Comment 1 for bug 1077122

Revision history for this message
Evan (ev) wrote :

My initial thoughts follow:

A system with the identifier a378 reports an error for Ubuntu 12.04. We attempt
to find the first time this system reported an error for Ubuntu 12.04 by
looking it up in the FirstError Column Family (new). If it cannot be found, we
know that this error is the first one for this system in Ubuntu 12.04.

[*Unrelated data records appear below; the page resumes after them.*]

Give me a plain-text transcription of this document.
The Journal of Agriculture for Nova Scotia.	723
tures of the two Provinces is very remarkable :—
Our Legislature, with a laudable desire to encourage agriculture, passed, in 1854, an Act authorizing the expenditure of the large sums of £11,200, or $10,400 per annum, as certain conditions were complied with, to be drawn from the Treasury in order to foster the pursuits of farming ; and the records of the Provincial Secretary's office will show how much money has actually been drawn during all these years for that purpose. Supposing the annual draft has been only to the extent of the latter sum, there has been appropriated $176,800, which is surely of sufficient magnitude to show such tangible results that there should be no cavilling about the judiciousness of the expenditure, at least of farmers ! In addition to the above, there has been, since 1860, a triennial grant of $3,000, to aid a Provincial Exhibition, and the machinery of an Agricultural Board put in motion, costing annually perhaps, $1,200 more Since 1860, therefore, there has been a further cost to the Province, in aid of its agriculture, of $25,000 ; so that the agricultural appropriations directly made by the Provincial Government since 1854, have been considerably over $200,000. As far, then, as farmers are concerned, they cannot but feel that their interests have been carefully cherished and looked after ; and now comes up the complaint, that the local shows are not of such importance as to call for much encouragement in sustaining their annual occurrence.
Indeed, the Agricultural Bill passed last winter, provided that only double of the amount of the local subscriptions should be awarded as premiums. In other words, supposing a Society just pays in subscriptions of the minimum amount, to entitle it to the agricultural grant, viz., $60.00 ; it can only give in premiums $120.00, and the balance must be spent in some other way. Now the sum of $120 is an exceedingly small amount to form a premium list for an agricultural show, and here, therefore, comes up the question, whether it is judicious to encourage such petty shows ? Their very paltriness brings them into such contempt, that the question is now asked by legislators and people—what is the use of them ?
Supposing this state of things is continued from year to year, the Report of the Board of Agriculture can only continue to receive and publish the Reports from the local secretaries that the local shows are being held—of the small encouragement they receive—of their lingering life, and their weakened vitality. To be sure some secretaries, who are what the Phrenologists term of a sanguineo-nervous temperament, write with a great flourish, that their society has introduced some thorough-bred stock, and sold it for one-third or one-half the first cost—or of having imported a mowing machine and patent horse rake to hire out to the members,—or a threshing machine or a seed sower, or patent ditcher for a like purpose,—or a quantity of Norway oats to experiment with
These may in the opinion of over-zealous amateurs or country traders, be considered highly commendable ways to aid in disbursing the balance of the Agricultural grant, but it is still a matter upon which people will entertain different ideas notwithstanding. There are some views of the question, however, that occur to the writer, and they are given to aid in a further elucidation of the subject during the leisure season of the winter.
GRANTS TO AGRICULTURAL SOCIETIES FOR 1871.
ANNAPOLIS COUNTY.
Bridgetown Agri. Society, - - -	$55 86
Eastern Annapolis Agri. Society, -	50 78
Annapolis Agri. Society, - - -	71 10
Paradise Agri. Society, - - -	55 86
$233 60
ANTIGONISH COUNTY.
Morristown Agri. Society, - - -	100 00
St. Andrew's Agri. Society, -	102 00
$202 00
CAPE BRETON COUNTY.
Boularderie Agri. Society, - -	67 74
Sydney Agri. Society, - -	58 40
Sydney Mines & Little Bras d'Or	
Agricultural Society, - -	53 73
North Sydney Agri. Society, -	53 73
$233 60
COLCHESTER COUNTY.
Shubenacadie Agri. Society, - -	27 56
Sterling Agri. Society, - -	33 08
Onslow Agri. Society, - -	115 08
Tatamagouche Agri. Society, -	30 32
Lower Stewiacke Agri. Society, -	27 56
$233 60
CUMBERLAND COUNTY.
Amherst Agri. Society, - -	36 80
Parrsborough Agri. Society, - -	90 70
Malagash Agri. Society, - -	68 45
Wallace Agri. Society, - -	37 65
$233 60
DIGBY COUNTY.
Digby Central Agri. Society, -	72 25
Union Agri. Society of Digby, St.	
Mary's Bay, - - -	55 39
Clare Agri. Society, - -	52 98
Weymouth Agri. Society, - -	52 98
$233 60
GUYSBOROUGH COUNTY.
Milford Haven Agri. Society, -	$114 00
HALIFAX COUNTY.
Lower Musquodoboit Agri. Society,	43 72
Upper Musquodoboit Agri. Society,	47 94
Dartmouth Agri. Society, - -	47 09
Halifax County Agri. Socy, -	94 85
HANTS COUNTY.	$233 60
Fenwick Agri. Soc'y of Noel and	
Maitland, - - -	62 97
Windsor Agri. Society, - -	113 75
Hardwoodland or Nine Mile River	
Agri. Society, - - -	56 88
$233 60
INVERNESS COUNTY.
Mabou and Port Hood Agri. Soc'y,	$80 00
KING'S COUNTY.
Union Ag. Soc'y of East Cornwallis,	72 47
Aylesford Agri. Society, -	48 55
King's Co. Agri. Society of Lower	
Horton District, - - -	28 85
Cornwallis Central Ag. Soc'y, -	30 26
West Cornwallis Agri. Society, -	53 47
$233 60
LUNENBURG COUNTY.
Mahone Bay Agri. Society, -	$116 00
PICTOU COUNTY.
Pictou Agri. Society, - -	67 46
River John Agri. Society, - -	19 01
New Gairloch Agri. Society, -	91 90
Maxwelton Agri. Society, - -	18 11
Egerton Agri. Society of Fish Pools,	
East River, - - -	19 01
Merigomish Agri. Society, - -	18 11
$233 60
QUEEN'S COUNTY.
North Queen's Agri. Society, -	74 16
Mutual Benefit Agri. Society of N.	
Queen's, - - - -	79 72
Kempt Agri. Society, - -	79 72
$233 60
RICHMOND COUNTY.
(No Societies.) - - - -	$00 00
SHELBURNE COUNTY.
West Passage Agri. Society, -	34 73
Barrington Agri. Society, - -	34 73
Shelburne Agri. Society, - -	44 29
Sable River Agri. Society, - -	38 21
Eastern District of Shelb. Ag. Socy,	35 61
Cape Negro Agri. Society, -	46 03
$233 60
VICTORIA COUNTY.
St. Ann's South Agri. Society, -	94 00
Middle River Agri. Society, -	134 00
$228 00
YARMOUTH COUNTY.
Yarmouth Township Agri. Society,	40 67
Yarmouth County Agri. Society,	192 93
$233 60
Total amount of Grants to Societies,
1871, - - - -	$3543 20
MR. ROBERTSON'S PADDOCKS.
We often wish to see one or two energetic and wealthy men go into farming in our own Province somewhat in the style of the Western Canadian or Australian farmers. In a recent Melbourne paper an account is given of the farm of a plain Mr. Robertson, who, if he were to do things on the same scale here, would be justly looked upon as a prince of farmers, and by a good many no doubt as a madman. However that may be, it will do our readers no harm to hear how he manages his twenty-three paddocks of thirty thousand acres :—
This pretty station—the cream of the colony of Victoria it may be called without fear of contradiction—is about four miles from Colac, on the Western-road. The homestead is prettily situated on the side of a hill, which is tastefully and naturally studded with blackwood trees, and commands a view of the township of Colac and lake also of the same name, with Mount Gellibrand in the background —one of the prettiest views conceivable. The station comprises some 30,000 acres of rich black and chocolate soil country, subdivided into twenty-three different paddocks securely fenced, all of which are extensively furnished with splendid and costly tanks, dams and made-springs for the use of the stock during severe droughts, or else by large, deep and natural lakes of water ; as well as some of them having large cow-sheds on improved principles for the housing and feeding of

firsterror = pycassa.ColumnFamily(pool, 'FirstError')

try:
    first_error_date = firsterror.get('Ubuntu 12.04', columns=['a378'])
    first_error_date = first_error_date.values()[0]
except NotFoundException:
    first_error_date = datetime.datetime.today()
    firsterror.insert('Ubuntu 12.04', {'a378': first_error_date})

FirstError
+--------------+----------+
| Ubuntu 12.04 | a378 |
| +----------+
| | 20130310 |
+--------------+----------+

We then add a new column to the ErrorsByRelease column family (new) in the row for
the composite of the Ubuntu release and current date. The name of this column
is a version 1 UUID (TimeUUID), which makes it unique to the row. The value of
the column is the date of the first time we saw an error from this system for
this Ubuntu release. The combination of this column name and value signify an
error for Ubuntu 12.04 for the current calendar day:

today = datetime.datetime.today()
errorsbyrelease = pycassa.ColumnFamily(pool, 'ErrorsByRelease')
errorsbyrelease.insert(('Ubuntu 12.04, today), {uuid.uuid1(): first_error_date})

ErrorsByRelease
+-----------------------------------------------------------------+
| (Ubuntu 12.04, 20130312) | 09e59900-88ec-11e2-967a-080027b22898 |
| +--------------------------------------+
| | 20130310 |
+--------------------------+--------------------------------------+

(Since the column names are TimeUUIDs, we don't technically have to include the
date in the row key. We can just get a column slice of the days that we're
looking for. However, 2 billion errors (the column limit) could potentially
occur within a single release, so we use the date to shard the data and prevent
running out of space in the row.)

Now, when we want to calculate the average errors per calendar day for Ubuntu
12.04, we take a range of dates (say, 90) leading up to yesterday and iterate
over them. For each date, we get each column for the row that matches the
composite of Ubuntu 12.04 and that date. Each one of these columns represents
an error for that date. With each one of them, we take the value, which is the
first date that the system which reported this error reported its first error
for Ubuntu 12.04. We take the difference in days between yesterday and the
first error date and divide that by 90. If it's greater than 90, we use 1 for
the output value. We add this value into a running total, which will be the
weighted number of errors for that calendar day, to be divided by the number of
unique systems over a 90 day period for that calendar day:

total = 0
one_day = datetime.timedelta(days=1)
yesterday = datetime.datetime.today() - one_day
working_date = yesterday - datetime.timedelta(days=90)

while working_date <= yesterday:
    for error in errorsbyrelease.xget(('Ubuntu 12.04', working_date)):
        first_error_date = error[1]
        day_difference = (yesterday - first_error_date).days
        total += min(day_difference, 90) / 90
    working_date += one_day

We can back-populate data into these two new column families by iterating over
the OOPS column family, taking the SystemIdentifier and DistroRelease columns
with timestamp set to True:

for key, data in oops.get_range(columns=['SystemIdentifier', 'DistroRelease'], include_timestamp=True):
    try:
        # We cannot use the SystemIdentifier timestamp, as that column may have
        # been added long after the original report was written.
        release, timestamp = data['DistroRelease']
        identifier = data['SystemIdentifier'][0]
    except KeyError:
        continue

    timestamp = datetime.datetime.fromtimestamp(timestamp / 10000000)
    try:
        first_error_date = firsterror.get(release, columns=[identifier]).values()[0]
    except NotFoundException:
        first_error_date = None
    if not first_error_date or timestamp < first_error_date:
        firsterror.insert(release, {identifier: timestamp})

This will be slow as we need to look up a column from FirstError with each row
in OOPS, and random reads are not particularly quick in Cassandra. We can
mitigate this somewhat by maintaining a cache of identifier to first error
dates. We can limit the size of this cache by only writing to it if
len(cache) < n.